Par Mathieu Perchat le 2023/04

L’auteur fait partie de l’Initiative de journalisme local

En prévision de la journée du 22 avril, plusieurs évènements sont organisés sur le thème de l’écologie, la transition écologique, etc.

En plus d’être des lieux d’informations, d’ouverture et de partage, ils sont un espace avec un fort pouvoir démonstratif d’alternatives. En effet, par la structuration de l’évènement, il leur est possible de contribuer à démontrer non par des mots, mais par des actes, comment peut-on reconstruire une vie quotidienne en correspondance avec les valeurs promues.

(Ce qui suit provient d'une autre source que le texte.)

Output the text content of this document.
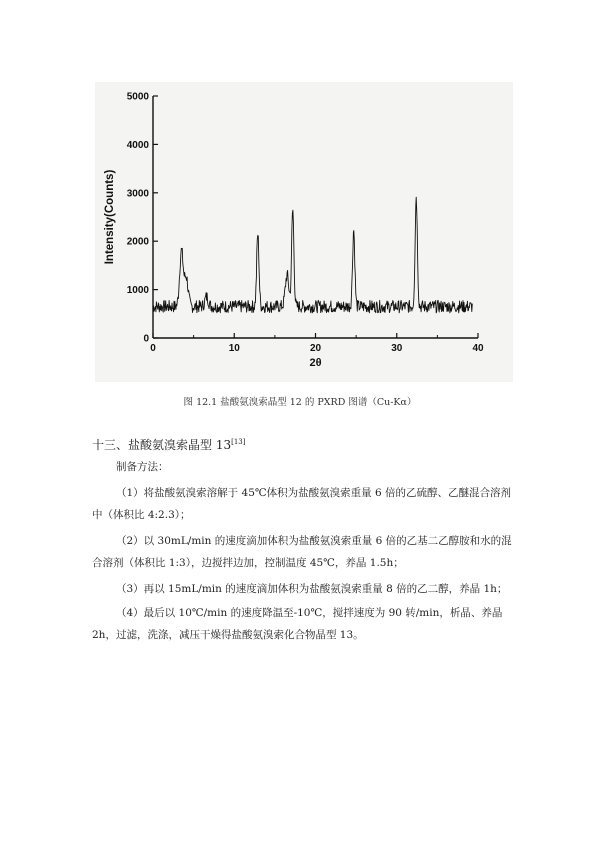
0
1000
2000
3000
4000
5000
0	10	20	30	40
Intensity(Counts)
2θ
图 12.1 盐酸氨溴索晶型 12 的 PXRD 图谱（Cu-Kα）
十三、盐酸氨溴索晶型 13[13]
制备方法：
（1）将盐酸氨溴索溶解于 45℃体积为盐酸氨溴索重量 6 倍的乙硫醇、乙醚混合溶剂中（体积比 4:2.3）；
（2）以 30mL/min 的速度滴加体积为盐酸氨溴索重量 6 倍的乙基二乙醇胺和水的混合溶剂（体积比 1:3），边搅拌边加，控制温度 45℃，养晶 1.5h；
（3）再以 15mL/min 的速度滴加体积为盐酸氨溴索重量 8 倍的乙二醇，养晶 1h；
（4）最后以 10℃/min 的速度降温至-10℃，搅拌速度为 90 转/min，析晶、养晶 2h，过滤，洗涤，减压干燥得盐酸氨溴索化合物晶型 13。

Il est toujours difficile de pointer les faiblesses de ces événements, car à la fois ils relèvent d’un gros travail bénévole, et que des objections provenant de leur propre camp pourraient offrir du grain à moudre aux détracteurs déjà suffisamment hégémoniques. Il faut donc voir dans cet article non pas une critique ces évènements, mais de contribuer à leur évolution positive.

L’élément pointé très présent dans notre vie quotidienne, est un produit de base qui illustre le système antiécologique dans lequel nous nageons malgré nous. Ce qui est pointé ici est un produit offert au public, et je parle ici de la buvette chaude : le café.

À la suite de cet article, nous constaterons que proposer du café au Canada, et plus particulièrement au BSL dans un évènement écologique est aussi aberrant que d’offrir des chandails réalisés en Inde par des personnes exploitées comme contrepartie à un don réalisé en faveur de la pauvreté dans le monde. Mais surtout, que ces événements recèlent en eux la possibilité de montrer comment créer une convivialité autour de breuvages éthiques.

Niveau écologique

                La consommation mondiale de café est en forte croissance, pour y répondre, il faudra doubler la production sur des terres réduites de moitié. Car les cultures de café poussent principalement à une certaine altitude en Amérique du Sud, qui avec le réchauffement climatique diminue les surfaces et demande de monter toujours plus haut.

C’est pourquoi ces cultures forcent une déforestation sous le mode d’une monoculture. Cette pratique détruit l’habitat de milliers d’espèces animales et végétales et les met en péril. Ce qui entraine par la même occasion les pratiques liées à la monoculture : surexploitation des sols ou encore utilisation d’engrais et pesticides chimiques interdits en Amérique du Nord et Europe, en raison de leur haut taux de toxicité.

D’ordinaire, le café pousse à l’ombre des grands arbres, ce qui produit la nécessité de beaucoup l’irriguée lorsqu’il est cultivé en monoculture. De ce fait, le café entraine une grande consommation d’eau.

Ainsi, cette forte demande de café provenant des pays du Nord engendre ce mode de production (monoculture, déforestation, usage de produits chimiques à haute toxicité, forte utilisation d’eau, appauvrissement des sols). Sans parler ensuite de l’emballage, aussi bien primaire, secondaire que tertiaire, une fois le café produit. Il représente 30% des émissions de CO2.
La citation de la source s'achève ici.